Goetz, who had never previously broadcast, was shown into a studio. Meanwhile Robert Ehrenzweig, the former London correspondent of a Viennese newspaper, had been similarly corralled to translate Chamberlain's broadcast into German. Ehrenzweig was installed in the Council Chamber of Broadcasting House, without a typewriter. The BBC had been given no advance text. It was taken down piecemeal by the news agencies as the Prime Minister spoke, and it reached Ehrenzweig in short takes. His handwritten German Schrift was so hard to read that the luckless Goetz was having great difficulty at the microphone. And in any case, he was constantly running out of copy. There were many embarrassing pauses.

In order to provide maximum audibility in Germany, BBC engineers had supplemented many of its short-wave transmitters with the medium-wave transmitters that carried the Regional Programme network. Habitual Regional listeners were annoyed by the sudden replacement of the expected programme by a broadcast in a language few could understand. Some thought that the Nazis had taken over the BBC wavelength. And those who could follow the German news were infuriated by its incompetence, with all those starts and stops. A crowd of protesters stormed into the reception hall at Broadcasting House, and Clark deemed it prudent to smuggle poor Goetz out through a back door.

Goetz had been born in Cologne of a German-Jewish father and a French mother.
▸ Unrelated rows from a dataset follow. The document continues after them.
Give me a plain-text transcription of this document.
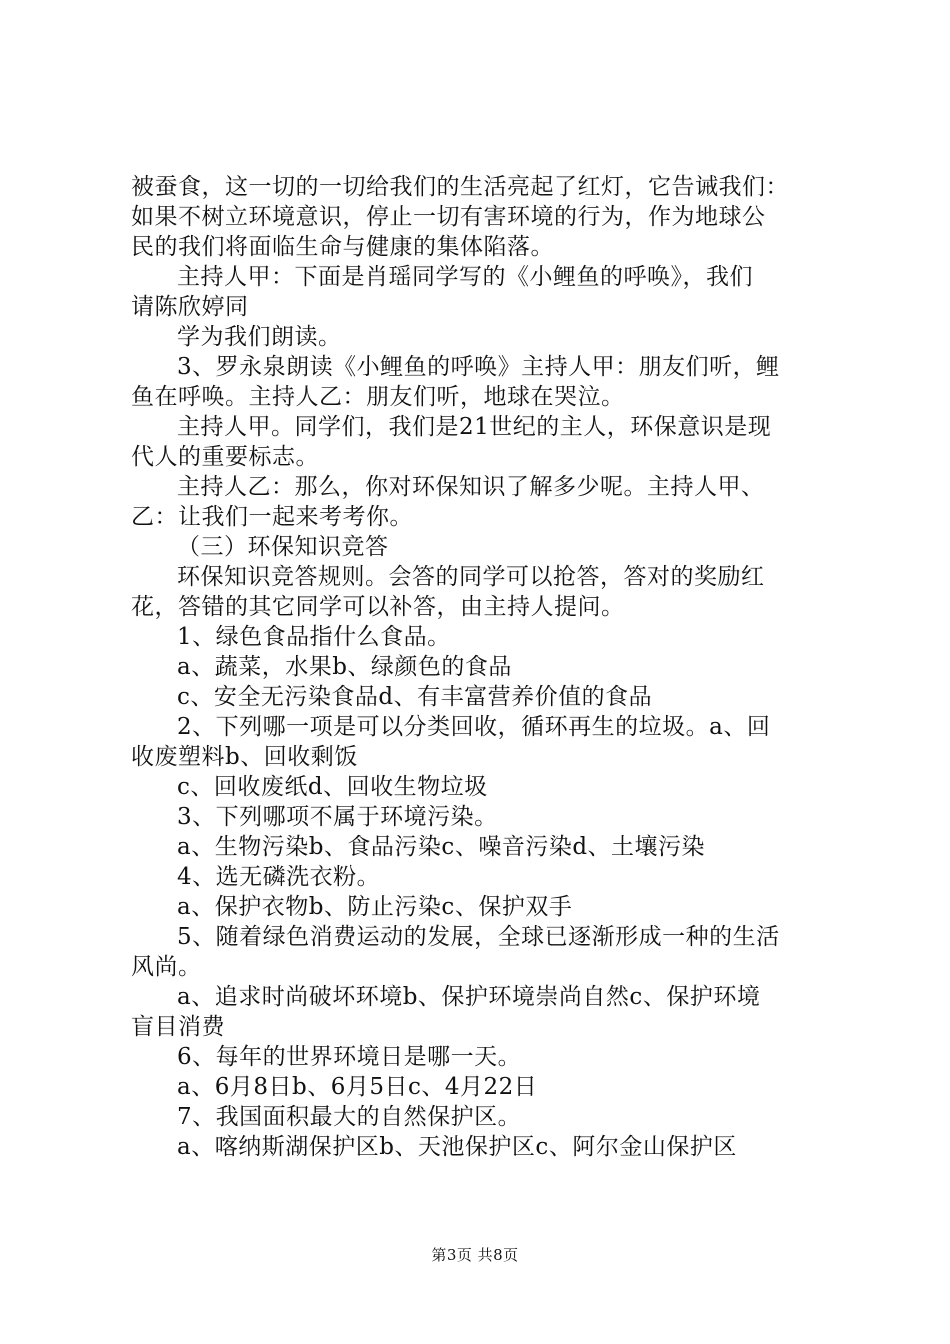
被蚕食，这一切的一切给我们的生活亮起了红灯，它告诫我们：
如果不树立环境意识，停止一切有害环境的行为，作为地球公
民的我们将面临生命与健康的集体陷落。
主持人甲：下面是肖瑶同学写的《小鲤鱼的呼唤》，我们
请陈欣婷同
学为我们朗读。
3、罗永泉朗读《小鲤鱼的呼唤》主持人甲：朋友们听，鲤
鱼在呼唤。主持人乙：朋友们听，地球在哭泣。
主持人甲。同学们，我们是21世纪的主人，环保意识是现
代人的重要标志。
主持人乙：那么，你对环保知识了解多少呢。主持人甲、
乙：让我们一起来考考你。
（三）环保知识竞答
环保知识竞答规则。会答的同学可以抢答，答对的奖励红
花，答错的其它同学可以补答，由主持人提问。
1、绿色食品指什么食品。
a、蔬菜，水果b、绿颜色的食品
c、安全无污染食品d、有丰富营养价值的食品
2、下列哪一项是可以分类回收，循环再生的垃圾。a、回
收废塑料b、回收剩饭
c、回收废纸d、回收生物垃圾
3、下列哪项不属于环境污染。
a、生物污染b、食品污染c、噪音污染d、土壤污染
4、选无磷洗衣粉。
a、保护衣物b、防止污染c、保护双手
5、随着绿色消费运动的发展，全球已逐渐形成一种的生活
风尚。
a、追求时尚破坏环境b、保护环境崇尚自然c、保护环境
盲目消费
6、每年的世界环境日是哪一天。
a、6月8日b、6月5日c、4月22日
7、我国面积最大的自然保护区。
a、喀纳斯湖保护区b、天池保护区c、阿尔金山保护区
第3页 共8页
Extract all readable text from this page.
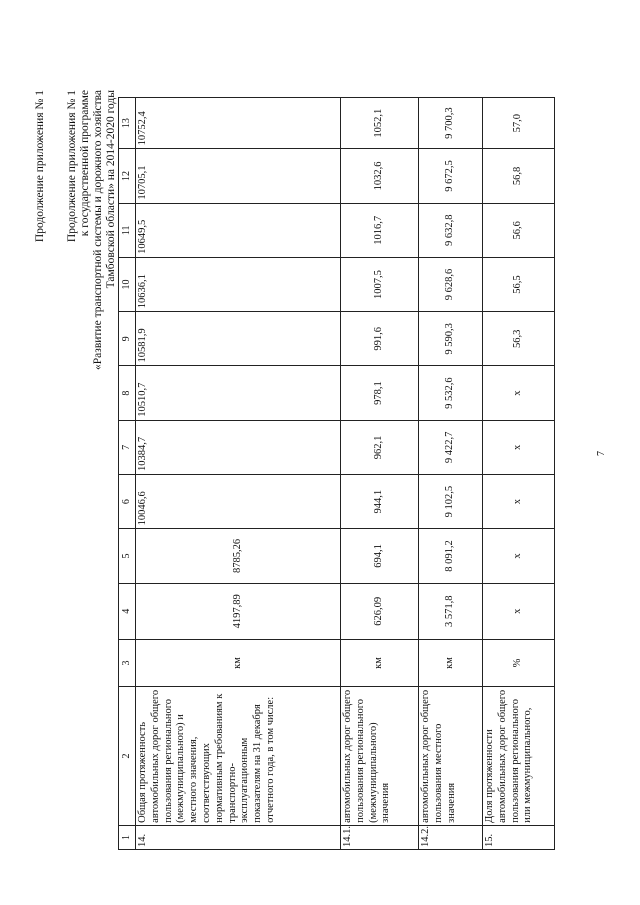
7
Продолжение приложения № 1 Продолжение приложения № 1 к государственной программе «Развитие транспортной системы и дорожного хозяйства Тамбовской области» на 2014-2020 годы
1	2	3	4	5	6	7	8	9	10	11	12	13
14.	Общая протяженность автомобильных дорог общего пользования регионального (межмуниципального) и местного значения, соответствующих нормативным требованиям к транспортно-эксплуатационным показателям на 31 декабря отчетного года, в том числе:	км	4197,89	8785,26	10046,6	10384,7	10510,7	10581,9	10636,1	10649,5	10705,1	10752,4
14.1.	автомобильных дорог общего пользования регионального (межмуниципального) значения	км	626,09	694,1	944,1	962,1	978,1	991,6	1007,5	1016,7	1032,6	1052,1
14.2.	автомобильных дорог общего пользования местного значения	км	3 571,8	8 091,2	9 102,5	9 422,7	9 532,6	9 590,3	9 628,6	9 632,8	9 672,5	9 700,3
15.	Доля протяженности автомобильных дорог общего пользования регионального или межмуниципального,	%	x	x	x	x	x	56,3	56,5	56,6	56,8	57,0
After the assassination in 1922 of the German Foreign Minister, Walter Rathenau, a Jew, they decided that their son had better be educated in England, and sent him to Bedales. He returned to Germany to study painting in Berlin for two years but, in view of the threatening political atmosphere, returned to Britain in 1931 and was naturalised three years later.

Goetz started his first comic strip, Colonel Up and Mr Down, for the Daily Express in 1933. He also drew for many magazines such as the British edition of Vogue, Night and Day, Lilliput and Punch. Before the Second World War he spent much time in France painting landscapes.
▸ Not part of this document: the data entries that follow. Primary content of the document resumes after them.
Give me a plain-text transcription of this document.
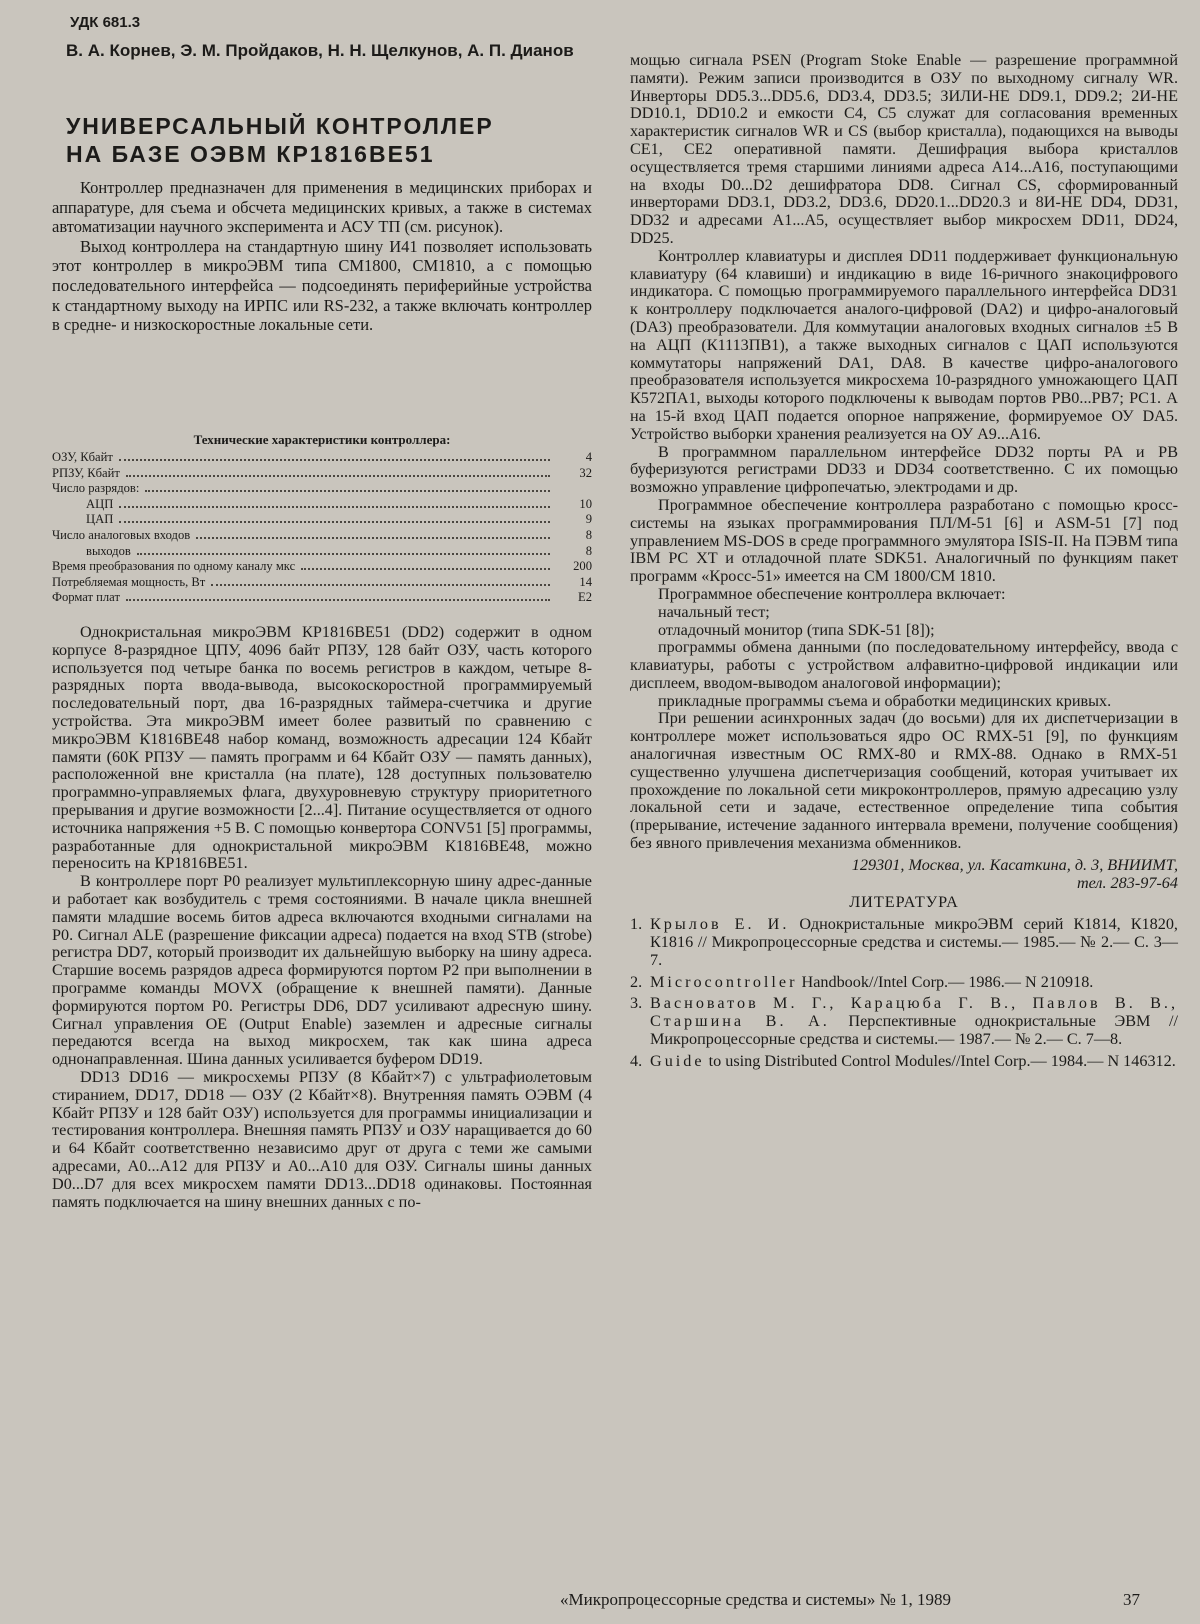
УДК 681.3
В. А. Корнев, Э. М. Пройдаков, Н. Н. Щелкунов, А. П. Дианов
УНИВЕРСАЛЬНЫЙ КОНТРОЛЛЕР
НА БАЗЕ ОЭВМ КР1816ВЕ51

Контроллер предназначен для применения в медицинских приборах и аппаратуре, для съема и обсчета медицинских кривых, а также в системах автоматизации научного эксперимента и АСУ ТП (см. рисунок).

Выход контроллера на стандартную шину И41 позволяет использовать этот контроллер в микроЭВМ типа СМ1800, СМ1810, а с помощью последовательного интерфейса — подсоединять периферийные устройства к стандартному выходу на ИРПС или RS-232, а также включать контроллер в средне- и низкоскоростные локальные сети.

Технические характеристики контроллера:
ОЗУ, Кбайт	4
РПЗУ, Кбайт	32
Число разрядов:
АЦП	10
ЦАП	9
Число аналоговых входов	8
выходов	8
Время преобразования по одному каналу мкс	200
Потребляемая мощность, Вт	14
Формат плат	E2

Однокристальная микроЭВМ КР1816ВЕ51 (DD2) содержит в одном корпусе 8-разрядное ЦПУ, 4096 байт РПЗУ, 128 байт ОЗУ, часть которого используется под четыре банка по восемь регистров в каждом, четыре 8-разрядных порта ввода-вывода, высокоскоростной программируемый последовательный порт, два 16-разрядных таймера-счетчика и другие устройства. Эта микроЭВМ имеет более развитый по сравнению с микроЭВМ К1816ВЕ48 набор команд, возможность адресации 124 Кбайт памяти (60К РПЗУ — память программ и 64 Кбайт ОЗУ — память данных), расположенной вне кристалла (на плате), 128 доступных пользователю программно-управляемых флага, двухуровневую структуру приоритетного прерывания и другие возможности [2...4]. Питание осуществляется от одного источника напряжения +5 В. С помощью конвертора CONV51 [5] программы, разработанные для однокристальной микроЭВМ К1816ВЕ48, можно переносить на КР1816ВЕ51.

В контроллере порт P0 реализует мультиплексорную шину адрес-данные и работает как возбудитель с тремя состояниями. В начале цикла внешней памяти младшие восемь битов адреса включаются входными сигналами на P0. Сигнал ALE (разрешение фиксации адреса) подается на вход STB (strobe) регистра DD7, который производит их дальнейшую выборку на шину адреса. Старшие восемь разрядов адреса формируются портом P2 при выполнении в программе команды MOVX (обращение к внешней памяти). Данные формируются портом P0. Регистры DD6, DD7 усиливают адресную шину. Сигнал управления OE (Output Enable) заземлен и адресные сигналы передаются всегда на выход микросхем, так как шина адреса однонаправленная. Шина данных усиливается буфером DD19.

DD13 DD16 — микросхемы РПЗУ (8 Кбайт×7) с ультрафиолетовым стиранием, DD17, DD18 — ОЗУ (2 Кбайт×8). Внутренняя память ОЭВМ (4 Кбайт РПЗУ и 128 байт ОЗУ) используется для программы инициализации и тестирования контроллера. Внешняя память РПЗУ и ОЗУ наращивается до 60 и 64 Кбайт соответственно независимо друг от друга с теми же самыми адресами, A0...A12 для РПЗУ и A0...A10 для ОЗУ. Сигналы шины данных D0...D7 для всех микросхем памяти DD13...DD18 одинаковы. Постоянная память подключается на шину внешних данных с по-

мощью сигнала PSEN (Program Stoke Enable — разрешение программной памяти). Режим записи производится в ОЗУ по выходному сигналу WR. Инверторы DD5.3...DD5.6, DD3.4, DD3.5; ЗИЛИ-НЕ DD9.1, DD9.2; 2И-НЕ DD10.1, DD10.2 и емкости C4, C5 служат для согласования временных характеристик сигналов WR и CS (выбор кристалла), подающихся на выводы CE1, CE2 оперативной памяти. Дешифрация выбора кристаллов осуществляется тремя старшими линиями адреса A14...A16, поступающими на входы D0...D2 дешифратора DD8. Сигнал CS, сформированный инверторами DD3.1, DD3.2, DD3.6, DD20.1...DD20.3 и 8И-НЕ DD4, DD31, DD32 и адресами A1...A5, осуществляет выбор микросхем DD11, DD24, DD25.

Контроллер клавиатуры и дисплея DD11 поддерживает функциональную клавиатуру (64 клавиши) и индикацию в виде 16-ричного знакоцифрового индикатора. С помощью программируемого параллельного интерфейса DD31 к контроллеру подключается аналого-цифровой (DA2) и цифро-аналоговый (DA3) преобразователи. Для коммутации аналоговых входных сигналов ±5 В на АЦП (К1113ПВ1), а также выходных сигналов с ЦАП используются коммутаторы напряжений DA1, DA8. В качестве цифро-аналогового преобразователя используется микросхема 10-разрядного умножающего ЦАП К572ПА1, выходы которого подключены к выводам портов PB0...PB7; PC1. А на 15-й вход ЦАП подается опорное напряжение, формируемое ОУ DA5. Устройство выборки хранения реализуется на ОУ A9...A16.

В программном параллельном интерфейсе DD32 порты PA и PB буферизуются регистрами DD33 и DD34 соответственно. С их помощью возможно управление цифропечатью, электродами и др.

Программное обеспечение контроллера разработано с помощью кросс-системы на языках программирования ПЛ/М-51 [6] и ASM-51 [7] под управлением MS-DOS в среде программного эмулятора ISIS-II. На ПЭВМ типа IBM PC XT и отладочной плате SDK51. Аналогичный по функциям пакет программ «Кросс-51» имеется на СМ 1800/СМ 1810.

Программное обеспечение контроллера включает:

начальный тест;

отладочный монитор (типа SDK-51 [8]);

программы обмена данными (по последовательному интерфейсу, ввода с клавиатуры, работы с устройством алфавитно-цифровой индикации или дисплеем, вводом-выводом аналоговой информации);

прикладные программы съема и обработки медицинских кривых.

При решении асинхронных задач (до восьми) для их диспетчеризации в контроллере может использоваться ядро ОС RMX-51 [9], по функциям аналогичная известным ОС RMX-80 и RMX-88. Однако в RMX-51 существенно улучшена диспетчеризация сообщений, которая учитывает их прохождение по локальной сети микроконтроллеров, прямую адресацию узлу локальной сети и задаче, естественное определение типа события (прерывание, истечение заданного интервала времени, получение сообщения) без явного привлечения механизма обменников.

129301, Москва, ул. Касаткина, д. 3, ВНИИМТ,
тел. 283-97-64
ЛИТЕРАТУРА
1. Крылов Е. И. Однокристальные микроЭВМ серий К1814, К1820, К1816 // Микропроцессорные средства и системы.— 1985.— № 2.— С. 3—7.
2. Microcontroller Handbook//Intel Corp.— 1986.— N 210918.
3. Васноватов М. Г., Карацюба Г. В., Павлов В. В., Старшина В. А. Перспективные однокристальные ЭВМ // Микропроцессорные средства и системы.— 1987.— № 2.— С. 7—8.
4. Guide to using Distributed Control Modules//Intel Corp.— 1984.— N 146312.
«Микропроцессорные средства и системы» № 1, 1989	37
During the war he worked in the stable block of Woburn Abbey, made available by the Duke of Bedford to be the secret headquarters of the Political Warfare Executive. Goetz was particularly concerned with the preparation of leaflets to be dropped over Germany and with studying Nazi newspapers in search of material for the black broadcasts organised by Sefton Delmer, though Goetz did not speak at the microphone himself. By virtue of his upbringing he was trilingual. In the latter part of the war he transferred to the French section of the PWE, and edited an illustrated magazine, Cadrun, which was modelled on Picture Post.

After the war Goetz continued to paint, often in Wales with John Piper. He revisited Berlin and illustrated a series of articles on the devastation of Germany written for the Observer by Alan Moorehead. He was also the very successful illustrator of the two books about "Major Thompson", caricaturing the French concept of the typical English gentleman with bowler hat and Savile Row suit written by Pierre Daninos. They were bestsellers in many countries. Goetz moved to France and became an art dealer as well as a painter. He did not move back to England permanently until 1980.

Goetz was a convivial member of the Garrick Club, in London, until some years ago when deafness deprived him of ready contact with his many friends. He was married three times, always to beautiful girls. The first was Gillian Crawshay-Williams, afterwards the wife of Tony Greenwood, the Labour MP who later went to the House of Lords. His second wife, Tony Mayo, who had been his junior at Bedales by three years, was the most glamorous Newnhamite when I was at Cambridge. His third wife Fiona Muir is the mother of his two sons.

Leonard Miall

Walter Goetz, artist, cartoonist: born Cologne 24 November 1911; married 1934 Gillian Crawshay-Williams (died 1995; marriage dissolved 1937), 1939 Patricia (Tony) Elton Mayo (marriage dissolved 1945), 1968 Fiona Muir (two sons, and one foster son); died London 13 September 1995.